Title: Generation and characterization of a recombinant Newcastle disease virus expressing the red fluorescent protein for use in co-infection studies Authors
Submitted to: Virology Journal
Publication Type: Peer Reviewed Journal
Publication Acceptance Date: October 1, 2012
Publication Date: October 3, 2012
Repository URL: http://handle.nal.usda.gov/10113/57517
Citation: Li, J., Hu, H., Yu, Q., Diel, D.G., Li, D., Miller, P.J. 2012. Generation and characterization of a recombinant Newcastle disease virus expressing the red fluorescent protein for use in co-infection studies. Virology Journal. 9:227. DOI 10.1186/1743-422X-9-227. Interpretive Summary: The genetic make-up of Newcastle disease viruses (NDV) is known to change over time. There are two ways that changes in the genetic structure can occur. The common way occurs when the virus reproduces and errors are made during the replication. The viruses don’t have any way to fix these errors, so they accumulate and are passed to the “offspring” over time. Another, less common way for the genetic structure of NDV to change occurs when two viruses have infected one host cell at the same time and during replication, some of both viruses are replicated in the offspring viruses. This is referred to as recombination. We were able to create a NDV that fluoresces with a red color in ultra violet (UV) light. We infected cells with this red-NDV and also with another NDV that fluoresces green. We then looked at the ability of individual cells to be infected by both viruses at the same time. We found that both viruses were able to infect one cell more often when the two viruses were inoculated together or at closer time points. When we waited 24 hours between infecting with the different viruses, only about 3% of the cells were able to be infected by both viruses. This decreased ability for a cell to be co-infected as time increased between being exposed to the 2nd virus may explain why there is infrequent documention of recombination in NDV.
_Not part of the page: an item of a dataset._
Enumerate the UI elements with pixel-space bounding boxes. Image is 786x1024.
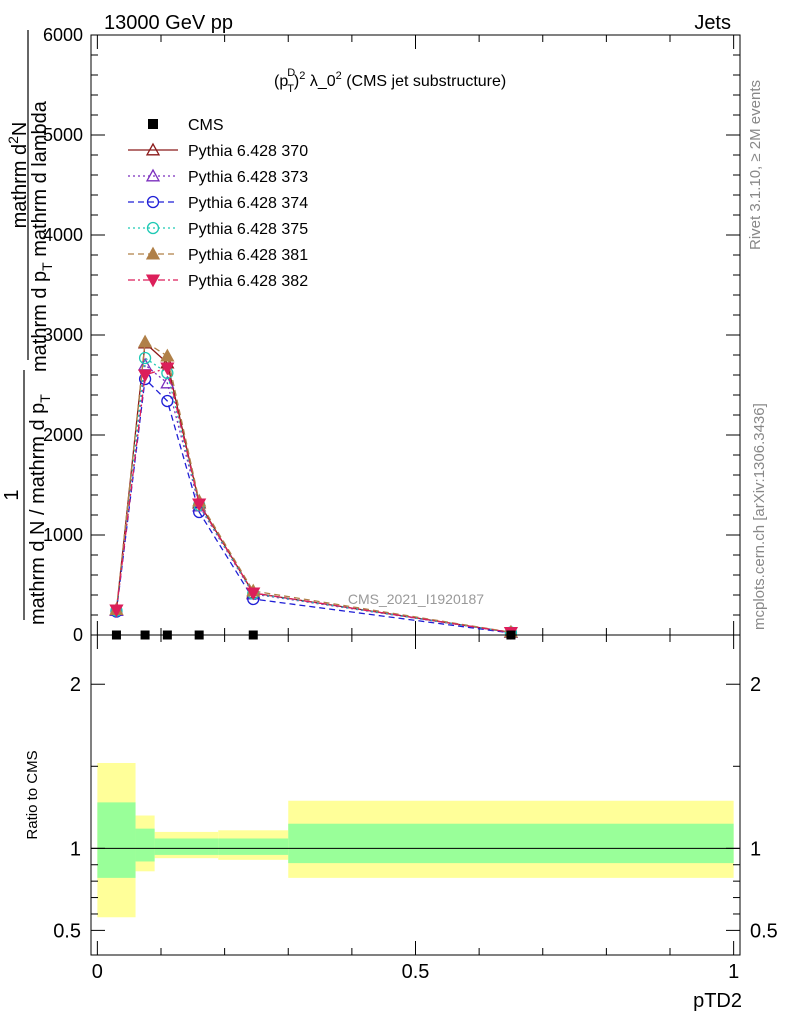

Technical Abstract: Newcastle disease virus (NDV) is known for its rapid evolutionary dynamics. Mutations introduced by the viral RNA polymerase during replication seem to play a major role in the evolution of the virus, while recombination has only been rarely reported for NDV. The low frequency of recombination in NDV seems to reflect general aspects of the life cycle of negative sense ssRNA viruses and their interactions with the host. Most notably, is the requirement for multiple virus strains to co-infect a same host cell in order to recombine. Here we assessed the ability of two NDV strains (LaSota and B1) to co-infect chicken cells in vitro. We generated a recombinant NDV strain LaSota expressing the red fluorescent protein (RFP) by using reverse genetics. The recombinants rLS-RFP and rB1-GFP were used to co-infect DF1 cells. Cells were either inoculated with both viruses at the same time or at different intervals between primary infection and superinfection. When both viruses were inoculated at the same time point, a 15% co-infection rate was observed, whereas when they were inoculated at intervals of 1, 2, 3, and 24 h, the co-infection rates were 13.6%, 9.3%, 7%, and 2.8%, respectively. These results indicate that although different NDV strains can co-infect host cells in vitro, the superinfection rates are low and yet decrease when the interval between the primary infection and superifection is increased.